Do calm down dear! How Press -hating Red Ed blew a gasket
GESTICULATING wildly, his eyes popping with intensity, Ed Miliband did his utmost in a rare Commons speech to persuade MPs to reopen the Leveson inquiry.
But the former Labour leader was left humiliated last night after his latest bid to curb the free Press was voted down.

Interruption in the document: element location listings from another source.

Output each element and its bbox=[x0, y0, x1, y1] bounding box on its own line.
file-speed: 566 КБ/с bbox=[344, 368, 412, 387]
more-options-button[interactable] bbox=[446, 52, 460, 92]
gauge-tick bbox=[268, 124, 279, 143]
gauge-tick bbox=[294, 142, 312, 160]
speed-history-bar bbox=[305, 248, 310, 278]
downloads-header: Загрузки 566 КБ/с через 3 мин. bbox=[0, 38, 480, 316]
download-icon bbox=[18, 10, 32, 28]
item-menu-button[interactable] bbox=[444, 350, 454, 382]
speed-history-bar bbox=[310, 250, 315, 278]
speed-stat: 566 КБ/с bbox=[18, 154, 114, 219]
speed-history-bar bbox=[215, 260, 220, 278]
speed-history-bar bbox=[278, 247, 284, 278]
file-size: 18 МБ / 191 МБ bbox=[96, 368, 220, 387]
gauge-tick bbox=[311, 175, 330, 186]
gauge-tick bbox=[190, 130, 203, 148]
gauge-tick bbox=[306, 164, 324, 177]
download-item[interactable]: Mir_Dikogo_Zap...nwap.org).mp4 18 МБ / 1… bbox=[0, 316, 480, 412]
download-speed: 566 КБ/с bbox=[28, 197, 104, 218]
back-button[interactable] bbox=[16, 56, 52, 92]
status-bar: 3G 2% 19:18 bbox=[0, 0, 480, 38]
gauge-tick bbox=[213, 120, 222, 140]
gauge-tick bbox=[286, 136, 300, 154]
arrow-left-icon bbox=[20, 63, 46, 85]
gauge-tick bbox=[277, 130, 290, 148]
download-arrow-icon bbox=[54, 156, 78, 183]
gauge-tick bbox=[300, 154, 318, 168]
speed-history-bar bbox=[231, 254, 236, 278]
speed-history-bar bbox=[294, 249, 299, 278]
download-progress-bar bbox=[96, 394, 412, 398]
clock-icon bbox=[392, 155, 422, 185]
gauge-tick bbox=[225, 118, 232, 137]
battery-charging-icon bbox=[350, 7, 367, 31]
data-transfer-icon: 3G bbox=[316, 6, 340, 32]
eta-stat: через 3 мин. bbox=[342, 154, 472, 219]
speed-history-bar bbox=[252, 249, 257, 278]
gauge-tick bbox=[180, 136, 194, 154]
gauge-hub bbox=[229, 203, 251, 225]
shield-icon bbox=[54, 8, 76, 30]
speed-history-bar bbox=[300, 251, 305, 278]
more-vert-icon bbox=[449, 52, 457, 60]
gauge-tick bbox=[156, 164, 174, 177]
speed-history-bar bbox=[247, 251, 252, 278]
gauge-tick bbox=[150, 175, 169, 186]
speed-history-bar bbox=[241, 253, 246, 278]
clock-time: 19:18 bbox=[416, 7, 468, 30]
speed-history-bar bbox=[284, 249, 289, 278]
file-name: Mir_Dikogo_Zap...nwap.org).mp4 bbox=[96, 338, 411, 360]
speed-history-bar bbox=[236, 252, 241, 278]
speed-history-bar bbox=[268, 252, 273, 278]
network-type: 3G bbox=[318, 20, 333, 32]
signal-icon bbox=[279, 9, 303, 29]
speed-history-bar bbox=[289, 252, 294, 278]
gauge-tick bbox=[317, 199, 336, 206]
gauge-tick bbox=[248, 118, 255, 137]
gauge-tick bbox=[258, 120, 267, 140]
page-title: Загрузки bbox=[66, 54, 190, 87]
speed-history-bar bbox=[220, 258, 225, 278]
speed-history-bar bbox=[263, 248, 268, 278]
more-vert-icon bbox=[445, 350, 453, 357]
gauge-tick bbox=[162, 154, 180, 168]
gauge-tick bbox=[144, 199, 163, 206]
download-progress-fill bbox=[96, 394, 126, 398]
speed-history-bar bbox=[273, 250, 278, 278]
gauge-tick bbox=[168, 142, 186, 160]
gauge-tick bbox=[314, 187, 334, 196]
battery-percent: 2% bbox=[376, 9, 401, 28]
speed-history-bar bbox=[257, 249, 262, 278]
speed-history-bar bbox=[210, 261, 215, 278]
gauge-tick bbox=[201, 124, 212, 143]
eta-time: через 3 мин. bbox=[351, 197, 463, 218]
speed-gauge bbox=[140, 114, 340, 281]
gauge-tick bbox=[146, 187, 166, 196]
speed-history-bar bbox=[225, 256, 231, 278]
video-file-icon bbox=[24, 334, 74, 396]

Flapping his hands from side to side as his voice cracked with emotion, he said it was ‘a matter of honour’ to plough ahead with another investigation into the Press – despite widespread reforms in the six years since the £50million Leveson inquiry concluded.
Yesterday’s intervention was a rare sighting of Mr Miliband in the Commons chamber in only his fourth speech this year. Two of the others were also about the media. Mr Miliband, who blocked military action in Syria in 2013 in retaliation for the regime’s use of chemical weapons, was a notable absentee from the recent debate on Bashar al-Assad’s latest use of chlorine gas on children.
Mr Miliband was also criticised for broadcasting unfounded allegations on Radio 4’s Today programme yesterday, in which he claimed journalists had posed as medical staff after the Manchester terror attacks last May, which killed 22.
Referencing a report that investigated the emergency services’ handling of the attack, as well as how the media had reported the atrocity, the MP for Doncaster North said: ‘I recommend that people read the report into the experiences of the Manchester bombing victims and their relatives, produced earlier this year by Bob Kerslake. I’m afraid that the account that gave...we had journalists posing as medical staff we had bereaved relatives, who didn’t know that their relatives had died, being told, being given condolences by the Press. I’m afraid for the minority, and it is a minority that’s bringing down the good name of the Press, that minority haven’t changed.’
However the Kerslake report found no concrete evidence that journalists had pretended to be medical staff.
Instead, it read: ‘There were at least two examples of impersonation. One respondent talked on the phone to someone saying they were a Bereavement Nurse; whilst another described talking to someone who they felt sounded to be more like a journalist but who purported to be from the police.’
Neither of the claims were proven. Of his findings, Lord Kerslake said: ‘To have experienced such intrusive and overbearing behaviour at a time of such enormous vulnerability seemed to us to be completely and utterly unacceptable.’ But he added: ‘We recognise that this was some, but by no means all the
media and that the media also have a positive and important role to play.’
Mr Miliband was blasted by Bob Seely, Tory MP for the Isle of Wight, who accused him of repeating ‘absolute hearsay’ as well as an attempt to ‘muzzle investigative journalism’.
He told The Daily Telegraph: ‘The free Press isn’t perfect... but you don’t make the situation better by doing something that is incredibly foolish and counter-productive. It’s a golden era for investigative journalism, which is absolutely good for our society. These are embittered celebrities and politicians who want to get their own back. These are exactly the people for whom we need a free Press.’
And Tory MP Nick Boles tweeted: ‘Striking and depressing that the political initiative to which Ed Miliband has devoted most energy since stepping down as leader of the Labour Party is the muzzling of Britain’s free press #wrongthenwrongnow.’
After ministers voted not to implement the second stage of Leveson, Mr Miliband tweeted: ‘Very disappointed for the victims of phone-hacking and press abuse that we did not win the vote for Leveson 2. The battle goes on to keep our promise to them to get the truth they deserve and protection for victims in the future.’
In 2011, Mr Miliband, who quit as Labour leader after losing the 2015 election, was seen cosying up to Rupert Murdoch, chief of newspaper publisher News UK, at a party.